One well-known technique for altering the electrical resistivity of a material is to vary the temperature. However, temperature control is cumbersome and requires sustained power to maintain a desired temperature. An elevated operating temperature is also likely to cause undesirable changes in other circuit components.
It is known that a magnetic field can affect the resistivity in magnetoresistive (MR) materials. The "magnetoresistance" (MR) of a material is the resistance R(H) of the material in an applied field H less the resistance R.sub.o in the absence of an applied field, i.e. MR=R(H)-R.sub.o. The resistance difference MR is typically normalized, by dividing by R(H) and expressed as a MR ratio in percent: EQU MR ratio=(R(H)-R.sub.o)/R(H)
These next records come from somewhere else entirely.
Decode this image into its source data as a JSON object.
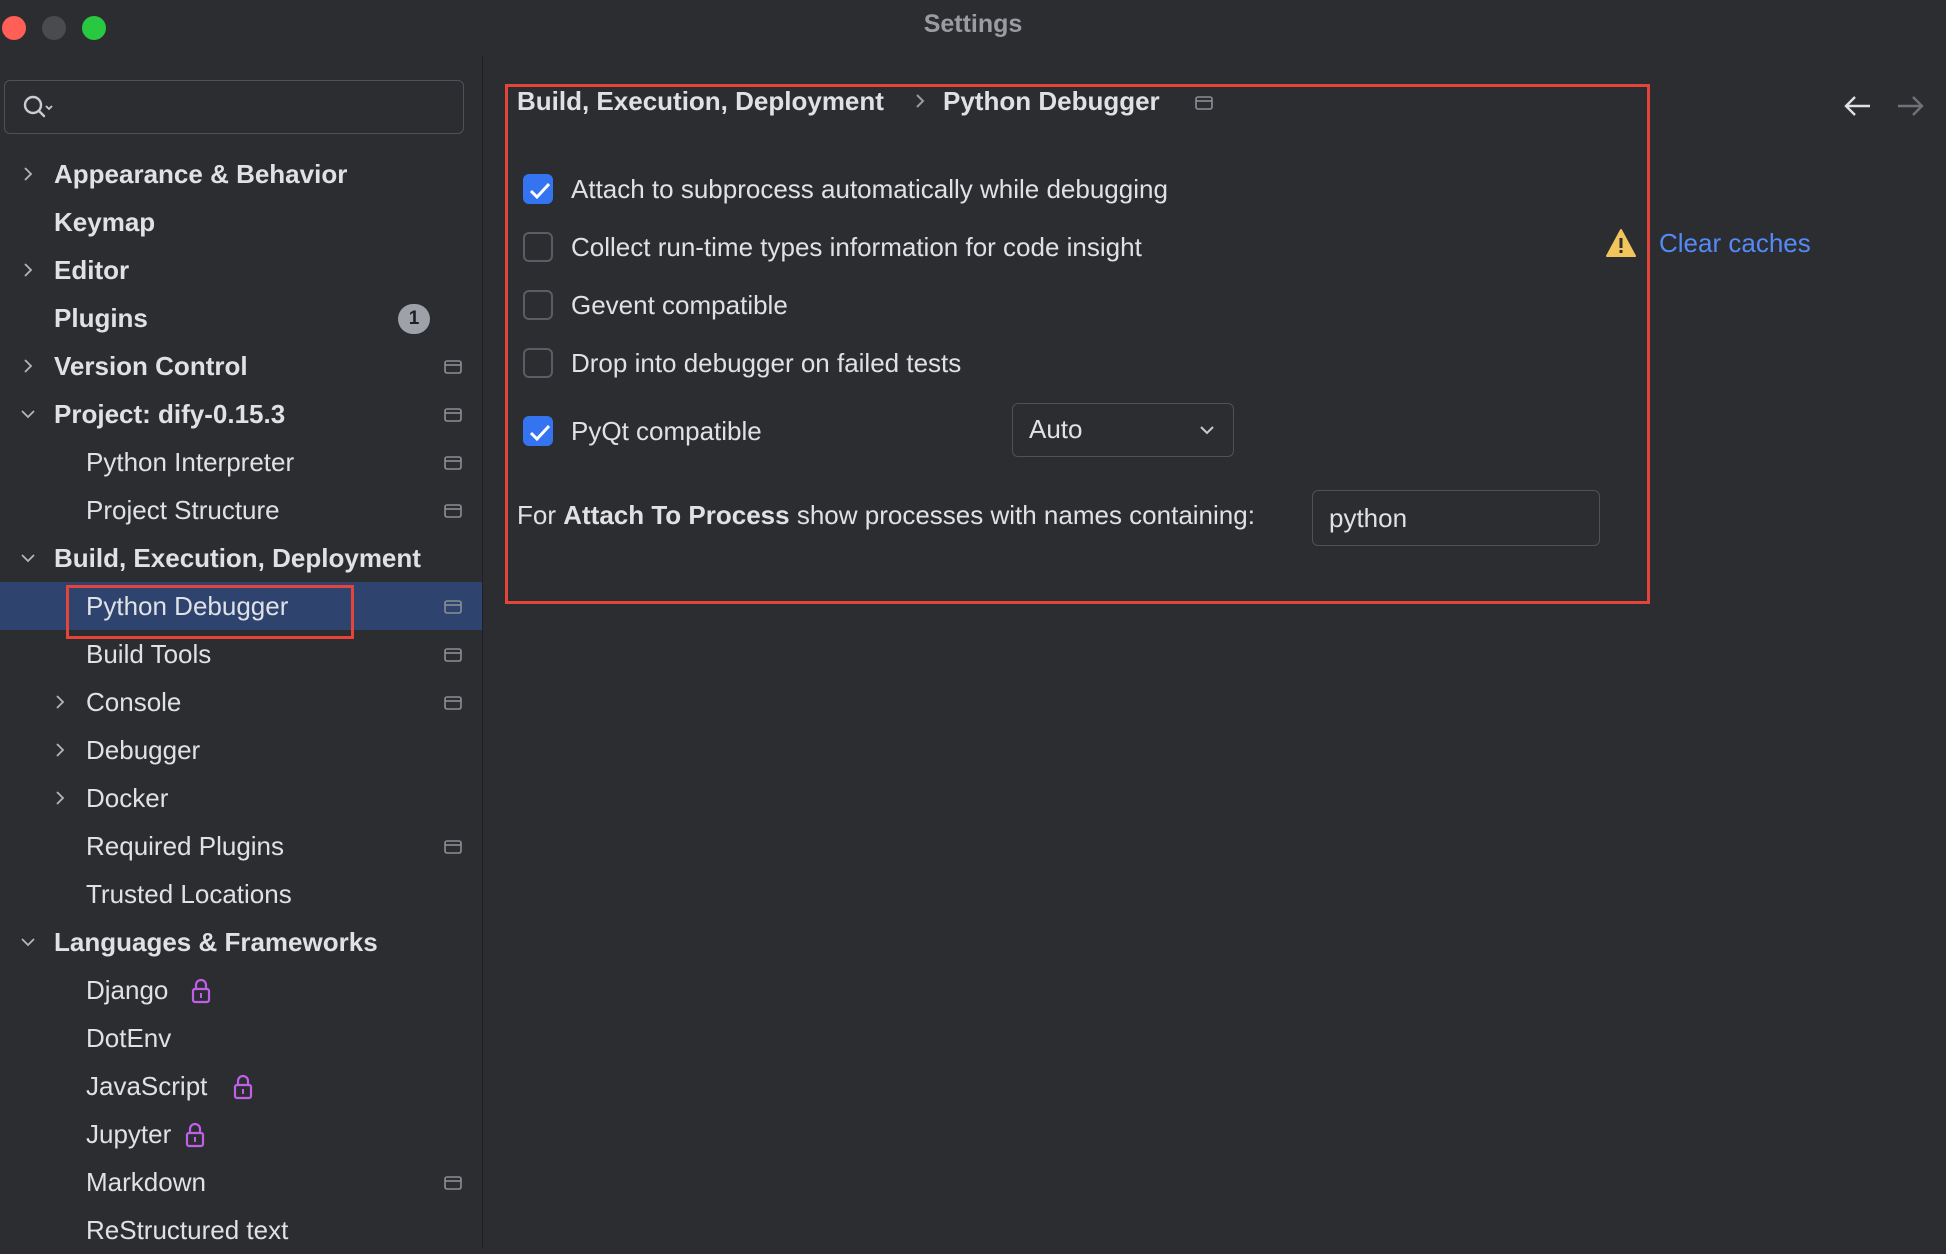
{
  "window": {
    "title": "Settings"
  },
  "search": {
    "value": ""
  },
  "tree": [
    {
      "label": "Appearance & Behavior",
      "bold": true,
      "level": 0,
      "expander": "collapsed",
      "pin": false
    },
    {
      "label": "Keymap",
      "bold": true,
      "level": 0,
      "expander": "none",
      "pin": false
    },
    {
      "label": "Editor",
      "bold": true,
      "level": 0,
      "expander": "collapsed",
      "pin": false
    },
    {
      "label": "Plugins",
      "bold": true,
      "level": 0,
      "expander": "none",
      "pin": false,
      "badge": "1"
    },
    {
      "label": "Version Control",
      "bold": true,
      "level": 0,
      "expander": "collapsed",
      "pin": true
    },
    {
      "label": "Project: dify-0.15.3",
      "bold": true,
      "level": 0,
      "expander": "expanded",
      "pin": true
    },
    {
      "label": "Python Interpreter",
      "bold": false,
      "level": 1,
      "expander": "none",
      "pin": true
    },
    {
      "label": "Project Structure",
      "bold": false,
      "level": 1,
      "expander": "none",
      "pin": true
    },
    {
      "label": "Build, Execution, Deployment",
      "bold": true,
      "level": 0,
      "expander": "expanded",
      "pin": false
    },
    {
      "label": "Python Debugger",
      "bold": false,
      "level": 1,
      "expander": "none",
      "pin": true,
      "selected": true
    },
    {
      "label": "Build Tools",
      "bold": false,
      "level": 1,
      "expander": "none",
      "pin": true
    },
    {
      "label": "Console",
      "bold": false,
      "level": 1,
      "expander": "collapsed",
      "pin": true
    },
    {
      "label": "Debugger",
      "bold": false,
      "level": 1,
      "expander": "collapsed",
      "pin": false
    },
    {
      "label": "Docker",
      "bold": false,
      "level": 1,
      "expander": "collapsed",
      "pin": false
    },
    {
      "label": "Required Plugins",
      "bold": false,
      "level": 1,
      "expander": "none",
      "pin": true
    },
    {
      "label": "Trusted Locations",
      "bold": false,
      "level": 1,
      "expander": "none",
      "pin": false
    },
    {
      "label": "Languages & Frameworks",
      "bold": true,
      "level": 0,
      "expander": "expanded",
      "pin": false
    },
    {
      "label": "Django",
      "bold": false,
      "level": 1,
      "expander": "none",
      "pin": false,
      "lock": true
    },
    {
      "label": "DotEnv",
      "bold": false,
      "level": 1,
      "expander": "none",
      "pin": false
    },
    {
      "label": "JavaScript",
      "bold": false,
      "level": 1,
      "expander": "none",
      "pin": false,
      "lock": true
    },
    {
      "label": "Jupyter",
      "bold": false,
      "level": 1,
      "expander": "none",
      "pin": false,
      "lock": true
    },
    {
      "label": "Markdown",
      "bold": false,
      "level": 1,
      "expander": "none",
      "pin": true
    },
    {
      "label": "ReStructured text",
      "bold": false,
      "level": 1,
      "expander": "none",
      "pin": false
    }
  ],
  "breadcrumb": {
    "parent": "Build, Execution, Deployment",
    "current": "Python Debugger"
  },
  "options": {
    "attach_subprocess": {
      "label": "Attach to subprocess automatically while debugging",
      "checked": true
    },
    "collect_types": {
      "label": "Collect run-time types information for code insight",
      "checked": false
    },
    "gevent": {
      "label": "Gevent compatible",
      "checked": false
    },
    "drop_into_debugger": {
      "label": "Drop into debugger on failed tests",
      "checked": false
    },
    "pyqt": {
      "label": "PyQt compatible",
      "checked": true,
      "mode": "Auto"
    }
  },
  "clear_caches": "Clear caches",
  "attach_to_process": {
    "prefix": "For ",
    "bold": "Attach To Process",
    "suffix": " show processes with names containing:",
    "value": "python"
  },
  "colors": {
    "accent": "#3574f0",
    "link": "#548af7",
    "highlight": "#e5443b",
    "lock": "#c05fe8",
    "warning": "#f2c55c"
  }
}
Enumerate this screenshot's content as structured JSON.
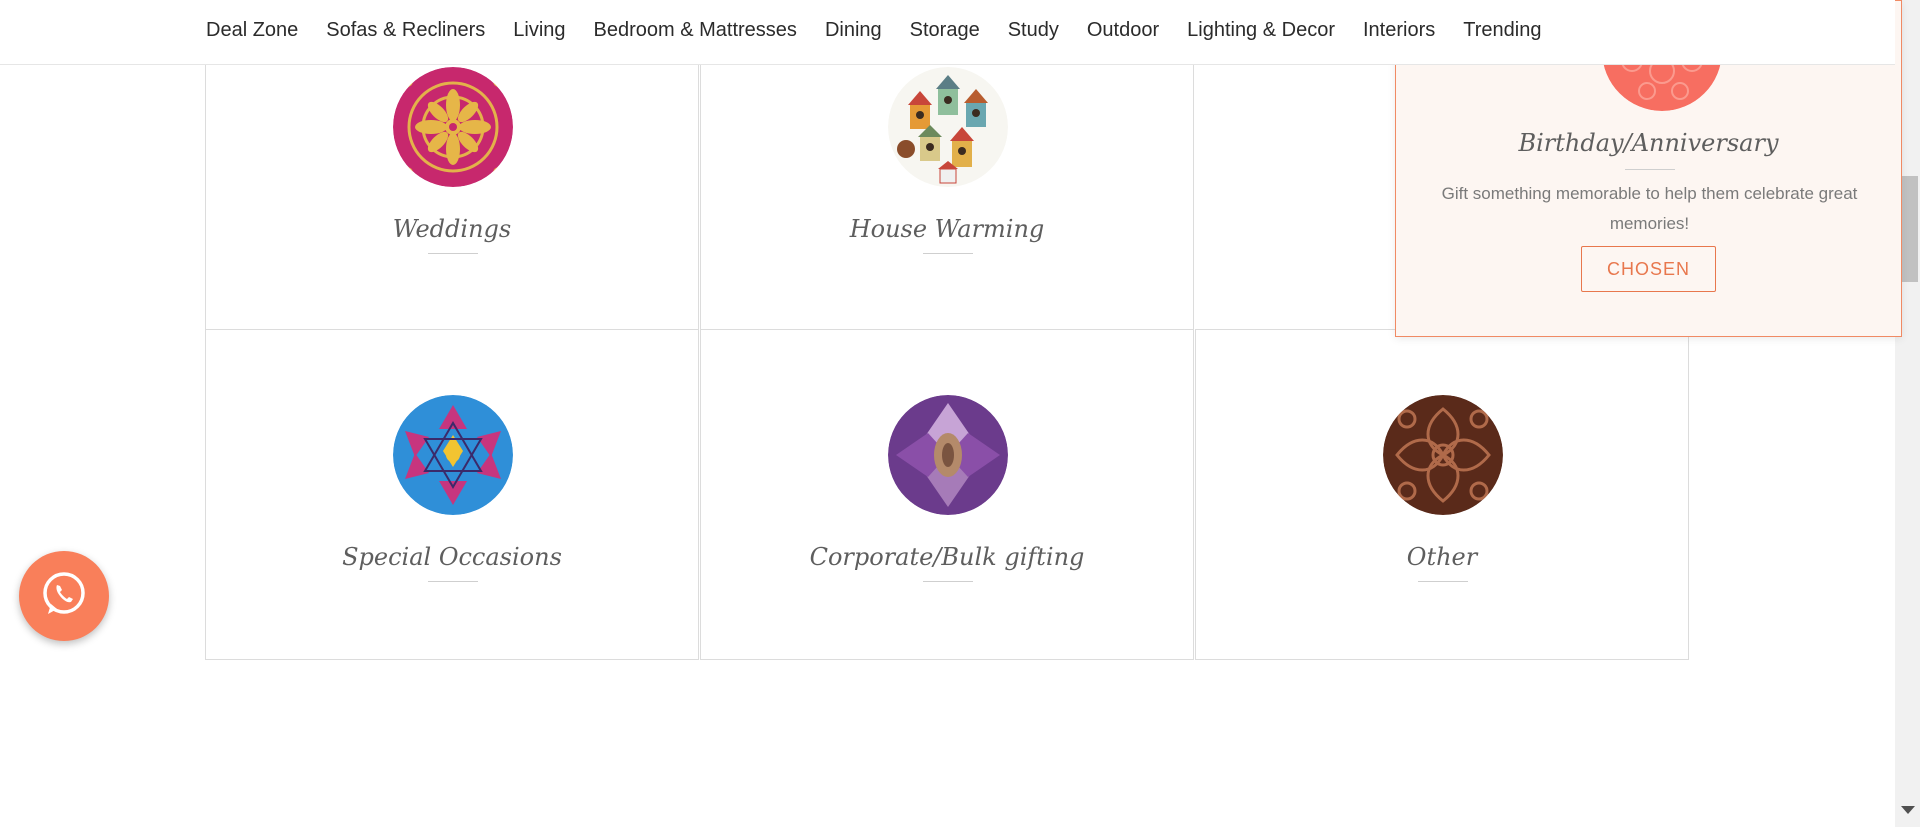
{
  "nav": {
    "items": [
      "Deal Zone",
      "Sofas & Recliners",
      "Living",
      "Bedroom & Mattresses",
      "Dining",
      "Storage",
      "Study",
      "Outdoor",
      "Lighting & Decor",
      "Interiors",
      "Trending"
    ]
  },
  "occasions": [
    {
      "title": "Weddings",
      "icon": "mandala-pink-gold-icon"
    },
    {
      "title": "House Warming",
      "icon": "birdhouses-icon"
    },
    {
      "title": "Birthday/Anniversary",
      "icon": "coral-pattern-icon",
      "description": "Gift something memorable to help them celebrate great memories!",
      "button": "CHOSEN",
      "selected": true
    },
    {
      "title": "Special Occasions",
      "icon": "kaleidoscope-blue-icon"
    },
    {
      "title": "Corporate/Bulk gifting",
      "icon": "purple-kaleidoscope-icon"
    },
    {
      "title": "Other",
      "icon": "brown-damask-icon"
    }
  ],
  "colors": {
    "accent": "#e8774d",
    "selected_bg": "#fdf6f2",
    "whatsapp_button": "#f97f5a"
  },
  "whatsapp": {
    "icon": "whatsapp-icon"
  }
}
Conventional magnetic materials (e.g., permalloy) typically have a positive MR ratio of a few percent. Recently, relatively large values of MR ratio were observed in metallic multilayer structures, e.g. Fe/Cr or Cu/Co. See, for instance, P. M. Levy, Science, Vol. 256, p. 972 (1992); E. F. Fullerton, Applied Physics Letters, Vol. 63, p. 1699 (1993); and T. L. Hylton, Science, vol. 265, p. 1021 (1993). More recently, very large changes in electrical resistivity have been induced in certain types of MR materials, such as the colossal magnetoresistance (CMR) compounds. See Jin et al., Science, Vol. 264, p. 413 (1994); Jin et al., JOM, Vol. 49, No. 3, March 1997, p. 61; and G. A. Prinz, Physics Today, Vol. 4, p. 58 (1995). While resistivity changes by many orders of magnitude are obtained in CMR, such changes typically require the use of very high magnetic fields of 1 tesla or higher. But application of magnetic fields greater than 0.1 tesla (1000 Oe) is not practical for device circuits. Although magnetic fields can be amplified by using soft magnetic poles or cores, continuous power is required for such amplification.
Accordingly, there is a need for circuits wherein one can obtain large and programmable changes in electrical resistivity using practical, low magnetic fields, and without requiring continuous power.